Additionally, code coverage metrics cannot ensure that your tests have high quality assertions, or even assertions at all. A test without high quality assertions has minimal utility and no longer provides the regression testing assurances necessary for maintainability.

Mandates or actively checking code coverage results can detract from processes that we know are beneficial both for high quality testing and code. For example, Test-Driven Development and code reviews. A prominent coverage figure might provide a false sense of security and therefore encourage test last behavior, or reduce the scrutiny provided by reviewers to the set of tests.

Where Code Coverage can be used

Despite these criticisms, code coverage can be a useful tool. I believe there are two main benefits it can provide:

  1. Uncovering untested code, and particularly recurring patterns of poorly tested code that provide opportunities for education or refactors.
  2. Validating that existing processes are resulting in sufficient levels of code coverage as expected.

The frequent use of code coverage tools can therefore be useful alongside a very rigorous development workflow, such as one used for mission-critical systems.

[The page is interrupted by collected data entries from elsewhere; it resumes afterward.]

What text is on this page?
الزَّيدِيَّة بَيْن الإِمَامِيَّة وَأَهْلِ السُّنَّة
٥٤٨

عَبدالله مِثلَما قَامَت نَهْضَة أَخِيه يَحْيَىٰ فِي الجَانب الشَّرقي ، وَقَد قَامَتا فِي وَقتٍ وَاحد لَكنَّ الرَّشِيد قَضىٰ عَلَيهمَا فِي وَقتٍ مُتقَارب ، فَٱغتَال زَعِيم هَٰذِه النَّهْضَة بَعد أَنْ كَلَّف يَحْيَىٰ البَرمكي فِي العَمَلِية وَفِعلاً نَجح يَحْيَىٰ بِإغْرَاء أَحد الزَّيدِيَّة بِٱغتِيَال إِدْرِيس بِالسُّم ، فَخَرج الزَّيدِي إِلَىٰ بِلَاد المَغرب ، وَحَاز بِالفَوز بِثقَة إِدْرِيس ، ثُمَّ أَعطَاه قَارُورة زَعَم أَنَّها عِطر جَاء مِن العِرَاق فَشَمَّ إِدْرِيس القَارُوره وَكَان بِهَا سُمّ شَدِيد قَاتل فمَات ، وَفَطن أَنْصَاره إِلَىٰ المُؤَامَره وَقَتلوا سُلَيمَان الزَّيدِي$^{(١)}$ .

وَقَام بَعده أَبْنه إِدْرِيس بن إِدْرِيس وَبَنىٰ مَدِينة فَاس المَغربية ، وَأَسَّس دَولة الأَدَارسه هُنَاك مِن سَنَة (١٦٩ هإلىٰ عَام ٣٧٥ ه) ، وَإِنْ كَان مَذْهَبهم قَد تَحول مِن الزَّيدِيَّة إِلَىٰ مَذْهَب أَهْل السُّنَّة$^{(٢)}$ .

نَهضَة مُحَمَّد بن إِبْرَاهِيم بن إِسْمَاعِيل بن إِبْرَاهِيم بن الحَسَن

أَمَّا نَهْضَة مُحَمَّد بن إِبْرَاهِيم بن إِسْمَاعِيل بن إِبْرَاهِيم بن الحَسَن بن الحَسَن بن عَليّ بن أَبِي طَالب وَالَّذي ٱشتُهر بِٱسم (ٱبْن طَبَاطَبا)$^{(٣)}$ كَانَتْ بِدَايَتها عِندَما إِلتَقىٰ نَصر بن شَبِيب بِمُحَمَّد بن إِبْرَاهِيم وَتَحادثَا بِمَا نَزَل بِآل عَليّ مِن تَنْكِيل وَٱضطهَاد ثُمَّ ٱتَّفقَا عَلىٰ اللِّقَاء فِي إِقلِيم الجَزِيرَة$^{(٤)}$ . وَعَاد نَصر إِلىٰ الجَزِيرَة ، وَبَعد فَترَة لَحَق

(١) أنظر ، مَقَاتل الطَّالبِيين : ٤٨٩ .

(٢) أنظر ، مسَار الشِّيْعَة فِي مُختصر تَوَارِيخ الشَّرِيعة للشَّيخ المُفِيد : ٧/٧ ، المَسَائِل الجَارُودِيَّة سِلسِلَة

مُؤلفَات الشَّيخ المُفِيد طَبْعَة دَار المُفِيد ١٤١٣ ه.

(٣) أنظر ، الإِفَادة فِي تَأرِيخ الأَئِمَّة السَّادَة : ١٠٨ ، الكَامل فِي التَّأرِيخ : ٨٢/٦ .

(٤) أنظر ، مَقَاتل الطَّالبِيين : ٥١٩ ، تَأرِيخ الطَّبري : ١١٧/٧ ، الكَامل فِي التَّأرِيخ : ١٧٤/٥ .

But for the average agile software development team which does not have those formal and rigorous processes, these benefits are best gained by infrequent and random inspections of code coverage. Regularly checking this metric, such as with every pull request, can remove the efficacy of these inspections by altering developer behaviors towards achieving high coverage.

In those circumstances, reliance on code coverage can result in a paradoxical situation where the desired outcomes are reduced as the metrics improve, eroding the utility of the metric itself. This is similar to how machine learning models will over-fit to a testing data set (itself a proxy for real data) if it is reused.

Summary

Code coverage tools and metrics have their place in software development, but production code coverage is not the aim of testing. For the average agile software development team, a reliance on code coverage might actually lead to sub-optimal results by detracting from processes like reviews and test-driven development that we know result in high quality code and tests.